Rechtbank Noord-Holland, 25-11-2020, ECLI:NL:RBNHO:2020:11276, AWB - 19 _ 3818
Rechtbank Noord-Holland, 25-11-2020, ECLI:NL:RBNHO:2020:11276, AWB - 19 _ 3818
Gegevens
- Instantie
- Rechtbank Noord-Holland
- Datum uitspraak
- 25 november 2020
- Datum publicatie
- 19 februari 2021
- ECLI
- ECLI:NL:RBNHO:2020:11276
- Zaaknummer
- AWB - 19 _ 3818
Inhoudsindicatie
IB. De verlengde navorderingstermijn van artikel 16, vierde lid, Awr is van toepassing. Aan het ontbreken van het geven van de cautie aan eiser voorafgaand aan een gesprek wordt geen gevolg verbonden. Ook wordt aan de omstandigheid dat verweerder door eiser verstrekt wilsafhankelijk materiaal heeft gebruikt voor de fiscale beboeting geen gevolgen verbonden. De inkeerregeling van
artikel 67n Awr is niet van toepassing. De rechtbank acht de boeten passend en geboden. Deze worden nog wel verminderd in verband met overschrijding van de redelijke termijn. Het verzoek om immateriële schadevergoeding wordt afgewezen.
Uitspraak
Zittingsplaats Haarlem
Bestuursrecht
zaaknummers: HAA 19/3818 tot en met HAA 19/3830
(gemachtigde: mr. J. Berns),
en
Procesverloop
HAA 19/3818
Verweerder heeft aan eiser voor het jaar 2003 een navorderingsaanslag inkomstenbelasting en premie volksverzekeringen (hierna: ib/pvv) opgelegd, berekend naar een belastbaar inkomen uit werk en woning van € 35.316, een belastbaar inkomen uit aanmerkelijk belang van € 45.262 en een belastbaar inkomen uit sparen en beleggen van € 5.811. Gelijktijdig heeft verweerder bij beschikking een bedrag van € 6.647 aan heffingsrente in rekening gebracht.
Verweerder heeft bij in één geschrift vervatte uitspraken op bezwaar de navorderingsaanslag verminderd tot een aanslag berekend naar een belastbaar inkomen uit werk en woning van € 35.316, een belastbaar inkomen uit aanmerkelijk belang van € 45.262 en een belastbaar inkomen uit sparen en beleggen van € 4.075 en de beschikking heffingsrente verminderd tot € 6.354.
HAA 19/3819
Verweerder heeft aan eiser voor het jaar 2004 een navorderingsaanslag ib/pvv opgelegd, berekend naar een belastbaar inkomen uit werk en woning van € 40.832, een belastbaar inkomen uit aanmerkelijk belang van € 10.960 en een belastbaar inkomen uit sparen en beleggen van € 4.798. Gelijktijdig heeft verweerder bij beschikking een bedrag van € 1.713 aan heffingsrente in rekening gebracht.

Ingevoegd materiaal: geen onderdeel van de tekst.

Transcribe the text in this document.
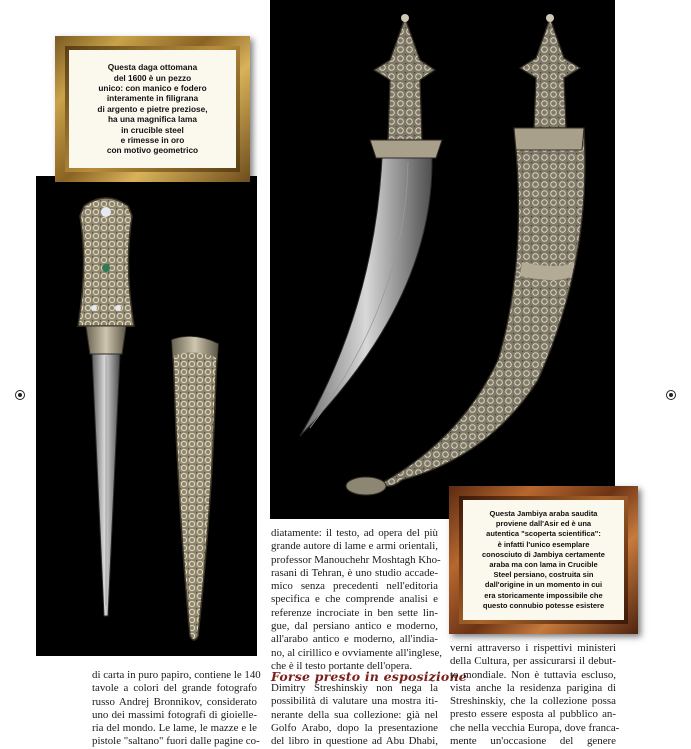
Questa daga ottomana
del 1600 è un pezzo
unico: con manico e fodero
interamente in filigrana
di argento e pietre preziose,
ha una magnifica lama
in crucible steel
e rimesse in oro
con motivo geometrico
Questa Jambiya araba saudita
proviene dall'Asir ed è una
autentica "scoperta scientifica":
è infatti l'unico esemplare
conosciuto di Jambiya certamente
araba ma con lama in Crucible
Steel persiano, costruita sin
dall'origine in un momento in cui
era storicamente impossibile che
questo connubio potesse esistere
diatamente: il testo, ad opera del più
grande autore di lame e armi orientali,
professor Manouchehr Moshtagh Kho-
rasani di Tehran, è uno studio accade-
mico senza precedenti nell'editoria
specifica e che comprende analisi e
referenze incrociate in ben sette lin-
gue, dal persiano antico e moderno,
all'arabo antico e moderno, all'india-
no, al cirillico e ovviamente all'inglese,
che è il testo portante dell'opera.
Forse presto in esposizione
Dimitry Streshinskiy non nega la
possibilità di valutare una mostra iti-
nerante della sua collezione: già nel
Golfo Arabo, dopo la presentazione
del libro in questione ad Abu Dhabi,
di carta in puro papiro, contiene le 140
tavole a colori del grande fotografo
russo Andrej Bronnikov, considerato
uno dei massimi fotografi di gioielle-
ria del mondo. Le lame, le mazze e le
pistole "saltano" fuori dalle pagine co-
verni attraverso i rispettivi ministeri
della Cultura, per assicurarsi il debut-
to mondiale. Non è tuttavia escluso,
vista anche la residenza parigina di
Streshinskiy, che la collezione possa
presto essere esposta al pubblico an-
che nella vecchia Europa, dove franca-
mente un'occasione del genere
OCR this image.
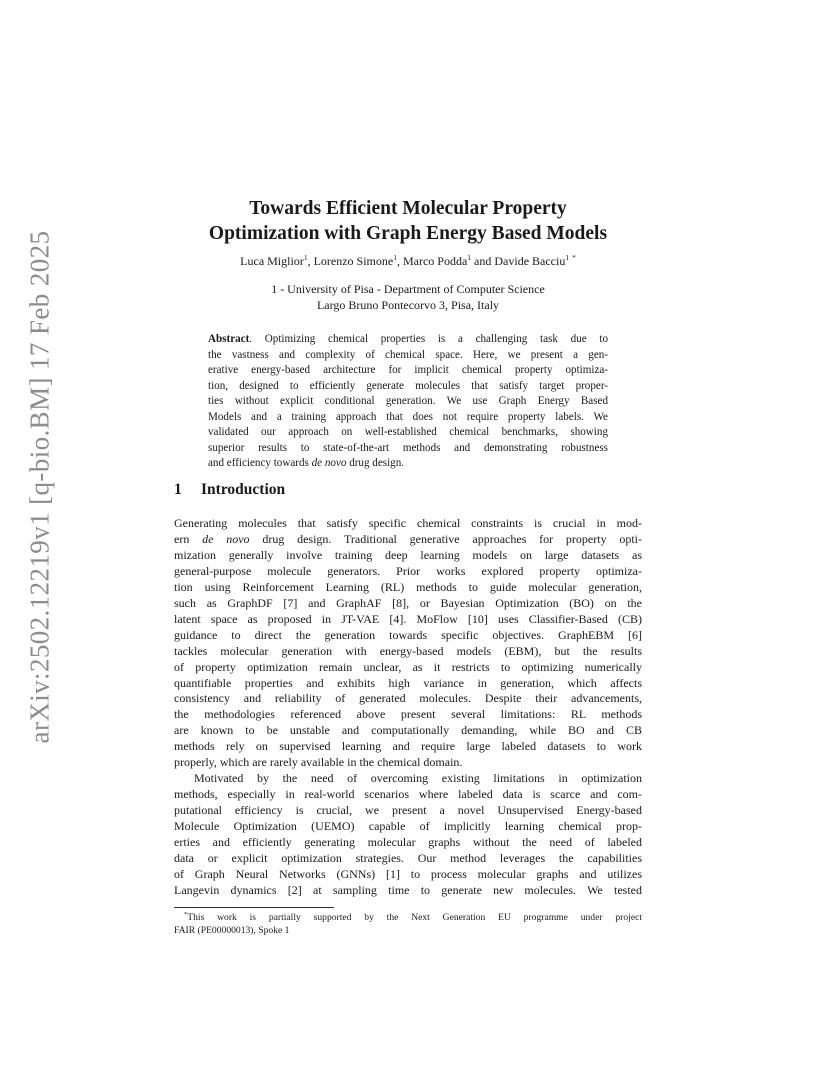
arXiv:2502.12219v1 [q-bio.BM] 17 Feb 2025
Towards Efficient Molecular Property
Optimization with Graph Energy Based Models

Luca Miglior$^1$, Lorenzo Simone$^1$, Marco Podda$^1$ and Davide Bacciu$^1$ *

1 - University of Pisa - Department of Computer Science
Largo Bruno Pontecorvo 3, Pisa, Italy
Abstract. Optimizing chemical properties is a challenging task due to
the vastness and complexity of chemical space. Here, we present a gen-
erative energy-based architecture for implicit chemical property optimiza-
tion, designed to efficiently generate molecules that satisfy target proper-
ties without explicit conditional generation. We use Graph Energy Based
Models and a training approach that does not require property labels. We
validated our approach on well-established chemical benchmarks, showing
superior results to state-of-the-art methods and demonstrating robustness
and efficiency towards de novo drug design.
1 Introduction
Generating molecules that satisfy specific chemical constraints is crucial in mod-
ern de novo drug design. Traditional generative approaches for property opti-
mization generally involve training deep learning models on large datasets as
general-purpose molecule generators. Prior works explored property optimiza-
tion using Reinforcement Learning (RL) methods to guide molecular generation,
such as GraphDF [7] and GraphAF [8], or Bayesian Optimization (BO) on the
latent space as proposed in JT-VAE [4]. MoFlow [10] uses Classifier-Based (CB)
guidance to direct the generation towards specific objectives. GraphEBM [6]
tackles molecular generation with energy-based models (EBM), but the results
of property optimization remain unclear, as it restricts to optimizing numerically
quantifiable properties and exhibits high variance in generation, which affects
consistency and reliability of generated molecules. Despite their advancements,
the methodologies referenced above present several limitations: RL methods
are known to be unstable and computationally demanding, while BO and CB
methods rely on supervised learning and require large labeled datasets to work
properly, which are rarely available in the chemical domain.
Motivated by the need of overcoming existing limitations in optimization
methods, especially in real-world scenarios where labeled data is scarce and com-
putational efficiency is crucial, we present a novel Unsupervised Energy-based
Molecule Optimization (UEMO) capable of implicitly learning chemical prop-
erties and efficiently generating molecular graphs without the need of labeled
data or explicit optimization strategies. Our method leverages the capabilities
of Graph Neural Networks (GNNs) [1] to process molecular graphs and utilizes
Langevin dynamics [2] at sampling time to generate new molecules. We tested
*This work is partially supported by the Next Generation EU programme under project
FAIR (PE00000013), Spoke 1
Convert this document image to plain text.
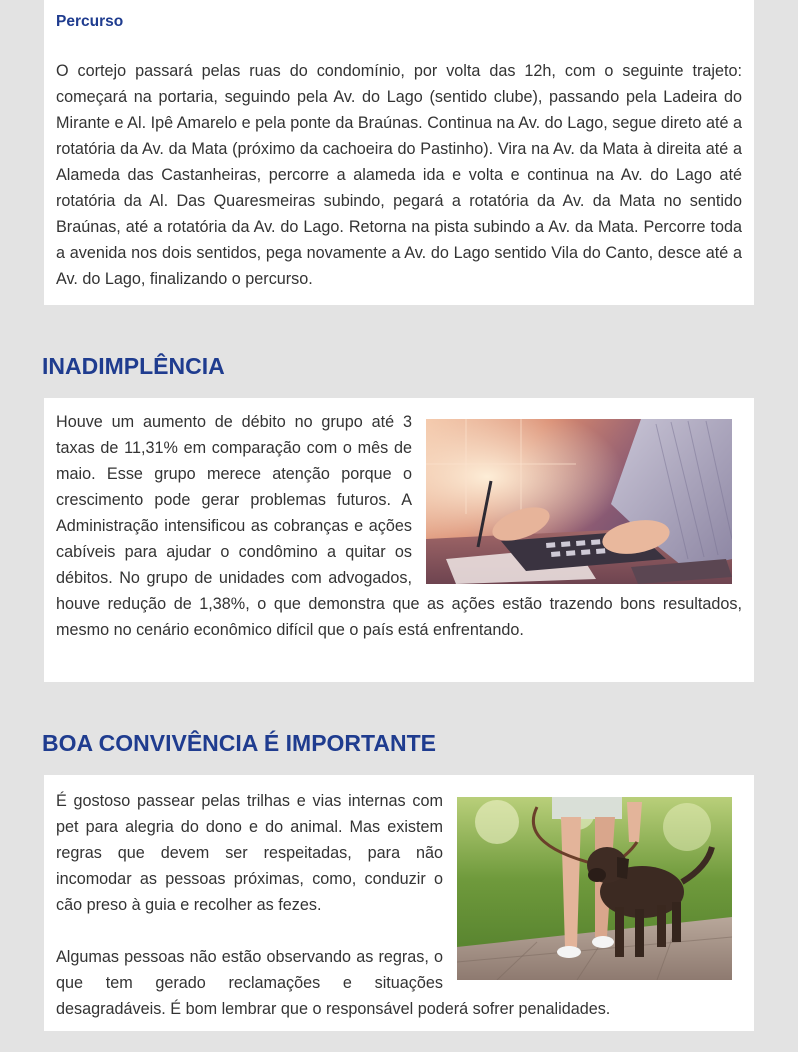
Percurso

O cortejo passará pelas ruas do condomínio, por volta das 12h, com o seguinte trajeto: começará na portaria, seguindo pela Av. do Lago (sentido clube), passando pela Ladeira do Mirante e Al. Ipê Amarelo e pela ponte da Braúnas. Continua na Av. do Lago, segue direto até a rotatória da Av. da Mata (próximo da cachoeira do Pastinho). Vira na Av. da Mata à direita até a Alameda das Castanheiras, percorre a alameda ida e volta e continua na Av. do Lago até rotatória da Al. Das Quaresmeiras subindo, pegará a rotatória da Av. da Mata no sentido Braúnas, até a rotatória da Av. do Lago. Retorna na pista subindo a Av. da Mata. Percorre toda a avenida nos dois sentidos, pega novamente a Av. do Lago sentido Vila do Canto, desce até a Av. do Lago, finalizando o percurso.

INADIMPLÊNCIA

Houve um aumento de débito no grupo até 3 taxas de 11,31% em comparação com o mês de maio. Esse grupo merece atenção porque o crescimento pode gerar problemas futuros. A Administração intensificou as cobranças e ações cabíveis para ajudar o condômino a quitar os débitos. No grupo de unidades com advogados, houve redução de 1,38%, o que demonstra que as ações estão trazendo bons resultados, mesmo no cenário econômico difícil que o país está enfrentando.

BOA CONVIVÊNCIA É IMPORTANTE

É gostoso passear pelas trilhas e vias internas com pet para alegria do dono e do animal. Mas existem regras que devem ser respeitadas, para não incomodar as pessoas próximas, como, conduzir o cão preso à guia e recolher as fezes.

Algumas pessoas não estão observando as regras, o que tem gerado reclamações e situações desagradáveis. É bom lembrar que o responsável poderá sofrer penalidades.
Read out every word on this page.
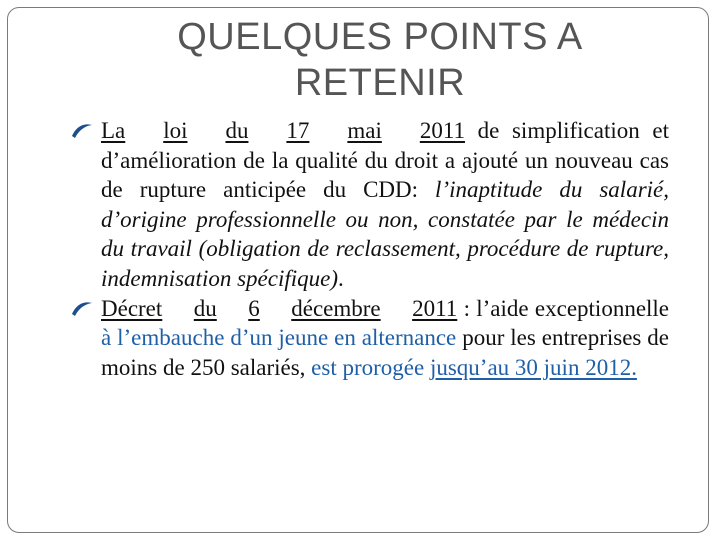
QUELQUES POINTS A
RETENIR

La loi du 17 mai 2011 de simplification et d’amélioration de la qualité du droit a ajouté un nouveau cas de rupture anticipée du CDD: l’inaptitude du salarié, d’origine professionnelle ou non, constatée par le médecin du travail (obligation de reclassement, procédure de rupture, indemnisation spécifique).

Décret du 6 décembre 2011 : l’aide exceptionnelle à l’embauche d’un jeune en alternance pour les entreprises de moins de 250 salariés, est prorogée jusqu’au 30 juin 2012.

Verweerder heeft bij in één geschrift vervatte uitspraken op bezwaar de navorderingsaanslag verminderd tot een aanslag berekend naar een belastbaar inkomen uit werk en woning van € 40.832, een belastbaar inkomen uit aanmerkelijk belang van € 10.960 en een belastbaar inkomen uit sparen en beleggen van € 3.089 en de beschikking heffingsrente verminderd tot € 1.442.
HAA 19/3820
Verweerder heeft aan eiser voor het jaar 2005 een navorderingsaanslag ib/pvv opgelegd, berekend naar een belastbaar inkomen uit werk en woning van € 89.207, een belastbaar inkomen uit aanmerkelijk belang van € 19.810 en een belastbaar inkomen uit sparen en beleggen van € 1.722. Gelijktijdig heeft verweerder bij beschikkingen een bedrag van € 2.611 aan heffingsrente in rekening gebracht en een vergrijpboete opgelegd van € 5.441.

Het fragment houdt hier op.